Esta triste sina se repete há décadas, e nos cabe aqui fazer uma pré-história/memória política do povo de Terreiro em Pernambuco. Estes casos de fracassos se repetem consecutivamente há décadas. Temos como iniciante nesta luta o hoje Dr. Advogado Procurador Federal Edvaldo Ramos que na década de 1980, ainda comungando do convívio e parceria de Badia do Pátio do Terço saiu candidato à vereador em Recife por um partido de direita e não foi eleito. Temos o exemplo histórico do antológico Pai Edu de Olinda, que na década de 1990 (creio que no ano de 1994, a confirmar) foi candidato à vereador em sua cidade pelo PMDB apoiando a ex prefeita Jacilda Urquisa, e também não foi eleito. Outros casos tiveram o mesmo infortúnio, como por exemplo a candidatura à vereadora da hoje advogada e Iyábasé Vera Baroni no início dos anos 1990 (quando ainda não era iniciada no Orixá e representava o segmento da Saúde e do Movimento Negro). O hoje Ogan Edson Axé em 1998 foi candidato à Deputado Estadual pelo PSTU e em 2000 foi candidato à vereador em Recife pelo PT (nos tempos que ainda não era iniciado no Orixá Xangô nem na Jurema Sagrada e representava o segmento da Polícia Militar e Movimento Negro), ele também não foi eleito em nenhuma das duas instâncias. Já na década de 2000, tivemos algumas vezes a candidatura para vereador de Ivo da Xambá, que em algumas oportunidades colocou seu nome na luta política por partidos diversos, e não foi eleito em nenhuma das tentativas. Ainda temos a candidatura nesta mesma década do Mestre Afonso do Maracatu Leão Coroado em Olinda, babalorixá e grande mestre maracatuzeiro tradicional saiu candidato pelo PT e também não foi eleito. Ainda, tivemos temos o nome de Júnior Afro, ou Lindivaldo Júnior Leite, que foi candidato pelo PT em Recife já nos idos de 2010 e teve a sina dos seus antecessores. Por último, tivemos Oscar Paes Barreto que concorreu o pleito de 20014 pelo PT à deputado estadual e também não foi eleito.
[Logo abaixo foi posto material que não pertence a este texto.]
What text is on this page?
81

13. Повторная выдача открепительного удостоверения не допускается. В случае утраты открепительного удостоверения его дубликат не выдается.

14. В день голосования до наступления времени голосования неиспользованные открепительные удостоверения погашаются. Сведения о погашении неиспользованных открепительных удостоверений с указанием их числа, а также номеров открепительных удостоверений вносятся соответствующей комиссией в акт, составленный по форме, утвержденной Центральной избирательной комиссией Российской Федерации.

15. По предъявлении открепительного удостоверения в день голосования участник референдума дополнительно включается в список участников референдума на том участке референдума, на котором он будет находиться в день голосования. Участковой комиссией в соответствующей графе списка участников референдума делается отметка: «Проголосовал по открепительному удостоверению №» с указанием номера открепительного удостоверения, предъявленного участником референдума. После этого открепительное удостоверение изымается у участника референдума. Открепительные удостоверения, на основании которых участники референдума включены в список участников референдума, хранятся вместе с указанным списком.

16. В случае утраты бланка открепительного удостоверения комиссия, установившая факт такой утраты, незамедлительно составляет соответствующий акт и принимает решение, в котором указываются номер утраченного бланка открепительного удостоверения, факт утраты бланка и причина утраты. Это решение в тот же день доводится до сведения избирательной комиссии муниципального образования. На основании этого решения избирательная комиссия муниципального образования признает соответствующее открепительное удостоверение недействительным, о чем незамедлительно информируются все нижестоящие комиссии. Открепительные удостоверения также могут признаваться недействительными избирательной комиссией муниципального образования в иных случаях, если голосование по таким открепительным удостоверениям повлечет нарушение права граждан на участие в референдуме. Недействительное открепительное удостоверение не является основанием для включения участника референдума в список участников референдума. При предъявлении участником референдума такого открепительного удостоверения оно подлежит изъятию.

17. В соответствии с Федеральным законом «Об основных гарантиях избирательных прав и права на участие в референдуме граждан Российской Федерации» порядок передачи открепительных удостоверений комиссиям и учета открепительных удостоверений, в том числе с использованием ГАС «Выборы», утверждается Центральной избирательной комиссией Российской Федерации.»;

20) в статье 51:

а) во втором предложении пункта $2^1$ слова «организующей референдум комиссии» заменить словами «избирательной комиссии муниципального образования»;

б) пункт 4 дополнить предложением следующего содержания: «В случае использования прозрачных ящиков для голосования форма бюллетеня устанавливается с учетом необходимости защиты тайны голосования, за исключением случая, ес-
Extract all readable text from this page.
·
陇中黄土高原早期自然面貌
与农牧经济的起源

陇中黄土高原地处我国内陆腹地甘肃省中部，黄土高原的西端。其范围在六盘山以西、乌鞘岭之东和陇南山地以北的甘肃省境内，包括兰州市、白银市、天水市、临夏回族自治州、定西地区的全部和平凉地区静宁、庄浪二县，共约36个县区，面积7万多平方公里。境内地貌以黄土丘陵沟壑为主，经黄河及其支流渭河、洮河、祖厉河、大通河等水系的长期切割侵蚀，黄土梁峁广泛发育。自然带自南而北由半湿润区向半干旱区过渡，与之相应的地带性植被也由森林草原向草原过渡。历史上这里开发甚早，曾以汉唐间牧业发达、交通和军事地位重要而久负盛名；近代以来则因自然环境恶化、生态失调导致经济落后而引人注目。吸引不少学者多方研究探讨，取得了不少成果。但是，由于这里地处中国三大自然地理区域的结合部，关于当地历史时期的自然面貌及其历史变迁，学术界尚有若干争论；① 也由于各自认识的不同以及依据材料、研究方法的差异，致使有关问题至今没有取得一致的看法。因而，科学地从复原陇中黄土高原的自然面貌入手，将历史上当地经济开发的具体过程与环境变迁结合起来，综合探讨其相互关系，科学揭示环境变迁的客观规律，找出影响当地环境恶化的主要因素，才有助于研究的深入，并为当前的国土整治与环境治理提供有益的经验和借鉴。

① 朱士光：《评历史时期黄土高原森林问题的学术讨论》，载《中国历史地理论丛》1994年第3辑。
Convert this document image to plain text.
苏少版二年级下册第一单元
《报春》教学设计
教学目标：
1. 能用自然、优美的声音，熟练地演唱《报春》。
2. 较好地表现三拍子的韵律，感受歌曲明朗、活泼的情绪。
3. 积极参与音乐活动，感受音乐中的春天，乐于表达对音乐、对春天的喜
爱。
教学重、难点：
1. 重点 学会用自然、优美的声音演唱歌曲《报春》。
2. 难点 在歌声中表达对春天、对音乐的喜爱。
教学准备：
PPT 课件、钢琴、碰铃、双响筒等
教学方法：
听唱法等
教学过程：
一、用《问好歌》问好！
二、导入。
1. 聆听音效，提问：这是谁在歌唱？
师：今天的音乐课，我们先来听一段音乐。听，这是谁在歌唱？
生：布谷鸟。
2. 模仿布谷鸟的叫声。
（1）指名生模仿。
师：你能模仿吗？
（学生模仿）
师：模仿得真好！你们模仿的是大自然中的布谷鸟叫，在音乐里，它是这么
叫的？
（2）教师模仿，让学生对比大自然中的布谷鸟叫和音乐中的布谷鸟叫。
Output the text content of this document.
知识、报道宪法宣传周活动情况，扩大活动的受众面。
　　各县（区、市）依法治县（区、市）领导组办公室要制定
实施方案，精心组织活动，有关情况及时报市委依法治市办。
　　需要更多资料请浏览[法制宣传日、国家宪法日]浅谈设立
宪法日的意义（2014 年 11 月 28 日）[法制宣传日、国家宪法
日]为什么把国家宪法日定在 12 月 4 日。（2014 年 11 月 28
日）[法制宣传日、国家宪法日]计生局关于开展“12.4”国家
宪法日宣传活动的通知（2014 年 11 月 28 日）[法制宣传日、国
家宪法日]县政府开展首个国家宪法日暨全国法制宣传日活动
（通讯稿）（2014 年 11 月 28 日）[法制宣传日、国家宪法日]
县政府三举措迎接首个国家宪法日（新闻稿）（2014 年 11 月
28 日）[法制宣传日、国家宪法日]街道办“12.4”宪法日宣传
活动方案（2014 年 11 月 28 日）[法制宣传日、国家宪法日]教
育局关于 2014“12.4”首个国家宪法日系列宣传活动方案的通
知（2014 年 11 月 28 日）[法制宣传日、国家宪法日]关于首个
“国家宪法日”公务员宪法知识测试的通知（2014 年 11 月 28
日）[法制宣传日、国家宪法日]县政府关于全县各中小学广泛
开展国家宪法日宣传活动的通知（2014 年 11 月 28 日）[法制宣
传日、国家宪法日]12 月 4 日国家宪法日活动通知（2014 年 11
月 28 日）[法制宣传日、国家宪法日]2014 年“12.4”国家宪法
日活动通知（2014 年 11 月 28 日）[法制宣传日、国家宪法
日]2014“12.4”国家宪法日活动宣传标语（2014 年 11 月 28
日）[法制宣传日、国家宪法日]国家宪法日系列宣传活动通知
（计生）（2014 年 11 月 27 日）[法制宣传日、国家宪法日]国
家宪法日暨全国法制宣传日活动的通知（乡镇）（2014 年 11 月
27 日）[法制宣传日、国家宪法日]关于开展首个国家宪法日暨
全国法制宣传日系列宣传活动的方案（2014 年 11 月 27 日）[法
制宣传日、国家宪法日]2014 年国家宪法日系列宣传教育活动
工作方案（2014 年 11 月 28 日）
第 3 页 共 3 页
Essa pequena linha histórica que revela a trajetória de luta político-partidária de nosso povo nos alerta para que pelo menos há 46 anos lutamos e não conseguimos vitória nas urnas. Não conseguimos eleger nenhum representante nosso e isso é motivo para reação!

Quais motivos?

Quais motivos reais podemos alegar para justificar nossos consecutivos insucessos nas eleições? Incompetência? A velha alegação de que fomos desde África separados e isso se reflete até hoje na nossa ausência de coesão e respeito mútuo? Que somos pobres e não conseguimos? Que somos despeitados uns com os outros e por isso não crescemos? Que nosso povo não tem voto? Poderia passar horas aqui tentando arrumar argumentos para justificar esta situação, mas prefiro focar em uma proposta de reflexão.

Em primeiro lugar devemos parar de nos vitimizar. Hoje estamos em outro nível de diálogo com a sociedade e temos conquistado espaços de visibilidade e respeito nos últimos anos da gestão do PT na presidência da república. Isso nos garantiu em um período histórico de 13 ou 14 anos alguns avanços consideráveis que já nos fortalecem para termos maior maturidade neste debate e luta.

Em segundo lugar, nós temos votos sim! E muitos. Em 2010 foram mapeados 1261 terreiros em Recife e RM - Região Metropolitana, mostrando pela primeira vez em amplo espaço de divulgação (internet e livros) onde estamos, quem somos, quantos somos e o que produzimos na perspectiva da segurança alimentar. Hoje somos muitos mais, ao passar desses últimos cinco anos da pesquisa, e creio que isso nos favorece e fortalece politicamente. 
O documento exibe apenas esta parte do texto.